Stupidly though, a married couple each earning £99k would be able to use all benefits, but a couple where one earns £101k and the other £20k would lose out.
but a couple where one earns £101k and the other £20k would lose out
Oh damn, that sucks. In Australia most (at least) of these types of things have a separate threshold for couples where it's based on the total income of the couple, not the higher partner's income, preventing that kind of situation.
Just went through this with my dad. He got 'right-sized' about a year ago and has been job hunting. He called me (praise jeebus) to ask me for advice about negotiating a slighly lower starting salary because his offer on a new job was about $140 over the line into the next bracket and he didn't want to 'lose' all that extra salary to taxes.
We spent about an hour on a video chat where I ended up pulling up the IRS page about it as well as going line by line through the tax tables so I could show him how it actually works. He was flabbergasted and kept asking how could every single person he knows be wrong about this.
Exactly, or that's how it was explained to me. Say you get a 10k raise from 94k to 104k and the next bracket is at 100k. If your old percent was 20% and the 100k bracket is 25% only the "extra" 4k would be taxed at 25% and the 6k before that would be 20%.
Or so I've been told by smarter people than me. Numbers/ brackets and percentages are all made up to make it easier.
I don't believe that's actually true. I think in the USA there are a few programs that have a hard cap on income to disqualify you. Food and housing assistance related things. I'm not American so I'm not 100% sure on them but I do think there are some scenarios
Never say never. There are hard income limits for certain tax credits, like EV tax credits, and some weird COVID relief funds for dependents that actually do result in situations where you get less money for making more money. Also things like ability to fund a Roth IRA. I know because it has happened to me. Even following the tax table results in some situations where you can make a few bucks less by earning more, as someone pointed out above. Other folks have pointed out other benefits cliffs and higher education shenanigans. But you're generally right.
Its not the direct tax, it's the often counterproductive limits around welfare that many people receive alongside employment income. Welfare cliffs.
To give NZ as an example, a person can earn up to 37k and be eligible for a "community services card" which entitles them to discounts on a lot of things such as doctors fees, public transit and dental care. Earn just a dollar over thay threshold though, and you lose all the benefits, having to pay them out of pocket. Which means for someone on the cusp of eligibility, theyre often better off to turn down small pay raises.

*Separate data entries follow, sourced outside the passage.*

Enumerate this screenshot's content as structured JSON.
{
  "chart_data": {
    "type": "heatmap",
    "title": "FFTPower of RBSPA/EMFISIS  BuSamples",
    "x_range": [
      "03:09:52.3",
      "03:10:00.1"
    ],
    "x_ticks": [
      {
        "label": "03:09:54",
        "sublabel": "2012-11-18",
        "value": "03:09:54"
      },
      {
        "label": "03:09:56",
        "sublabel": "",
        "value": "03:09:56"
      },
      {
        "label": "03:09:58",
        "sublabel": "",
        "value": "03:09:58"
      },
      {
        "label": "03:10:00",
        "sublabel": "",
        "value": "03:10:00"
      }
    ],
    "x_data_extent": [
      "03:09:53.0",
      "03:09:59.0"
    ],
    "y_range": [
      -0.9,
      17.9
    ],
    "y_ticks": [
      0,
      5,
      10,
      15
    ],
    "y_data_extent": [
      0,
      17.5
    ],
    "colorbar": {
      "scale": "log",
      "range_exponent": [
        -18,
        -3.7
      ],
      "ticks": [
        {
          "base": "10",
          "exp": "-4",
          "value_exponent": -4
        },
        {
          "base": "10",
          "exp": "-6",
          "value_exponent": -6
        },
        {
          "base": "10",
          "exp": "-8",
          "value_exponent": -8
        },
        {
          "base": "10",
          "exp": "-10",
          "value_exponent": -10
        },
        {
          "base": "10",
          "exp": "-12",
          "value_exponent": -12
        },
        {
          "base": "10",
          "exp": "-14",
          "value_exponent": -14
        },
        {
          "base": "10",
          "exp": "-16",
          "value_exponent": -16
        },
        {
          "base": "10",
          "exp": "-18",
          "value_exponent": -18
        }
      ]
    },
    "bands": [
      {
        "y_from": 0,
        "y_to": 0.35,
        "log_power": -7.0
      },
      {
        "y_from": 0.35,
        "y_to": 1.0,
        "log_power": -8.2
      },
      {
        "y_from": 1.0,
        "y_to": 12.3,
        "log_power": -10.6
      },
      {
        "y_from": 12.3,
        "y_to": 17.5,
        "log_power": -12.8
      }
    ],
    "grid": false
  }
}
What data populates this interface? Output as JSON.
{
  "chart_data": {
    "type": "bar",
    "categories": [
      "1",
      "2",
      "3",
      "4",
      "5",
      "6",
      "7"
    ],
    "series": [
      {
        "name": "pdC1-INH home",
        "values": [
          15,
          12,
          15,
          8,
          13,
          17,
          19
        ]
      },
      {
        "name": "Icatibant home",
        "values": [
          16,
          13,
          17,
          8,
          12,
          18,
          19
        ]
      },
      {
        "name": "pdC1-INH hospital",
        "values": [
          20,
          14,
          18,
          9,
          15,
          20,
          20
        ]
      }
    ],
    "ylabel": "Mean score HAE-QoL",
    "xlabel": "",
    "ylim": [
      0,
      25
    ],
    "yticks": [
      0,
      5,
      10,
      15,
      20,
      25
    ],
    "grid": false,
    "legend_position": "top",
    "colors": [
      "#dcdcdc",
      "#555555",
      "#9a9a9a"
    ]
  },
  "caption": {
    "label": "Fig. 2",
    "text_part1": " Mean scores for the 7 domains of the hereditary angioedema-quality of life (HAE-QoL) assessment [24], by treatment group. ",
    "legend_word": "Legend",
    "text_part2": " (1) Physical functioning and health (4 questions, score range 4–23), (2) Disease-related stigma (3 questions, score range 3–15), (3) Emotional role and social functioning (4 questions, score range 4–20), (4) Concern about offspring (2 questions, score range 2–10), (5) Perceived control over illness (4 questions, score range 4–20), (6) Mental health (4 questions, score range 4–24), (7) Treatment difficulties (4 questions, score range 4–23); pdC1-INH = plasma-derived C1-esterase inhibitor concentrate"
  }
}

The student allowance is similar but less punitive in that you are allowed to earn 270 per week without affecting your allowance, but after that, your allowance is reduced dollar for dollar up to the 360 per week of your allowance. A student working minimum wage would therefore need to get a 30 per hour payrise before their total income actually changed.
There are some very specific triggers to end up paying more tax than you earned - and some of those triggers are not wages (in the US). Also, those triggers are not recurring, they’re usually caused by selling capital like a home or stocks, or maxing out certain write offs, so once the extra income has been taxed you won’t see it again unless you repeat the tiggers again.
Straight up getting a raise with no other confounding factors should not cause your taxes to increase beyond your wage as the typical rule applies - you only get taxed on the wages that fall into the new tax bracket, not on all of your wages, which will still fall into their normal brackets.
I took a 50% pay cut and my partner took a job that paid 10% less than her previous job but we moved somewhere that we got a 500k house on 1+ acre of land instead of our 800k townhouse, no land with one parking spot.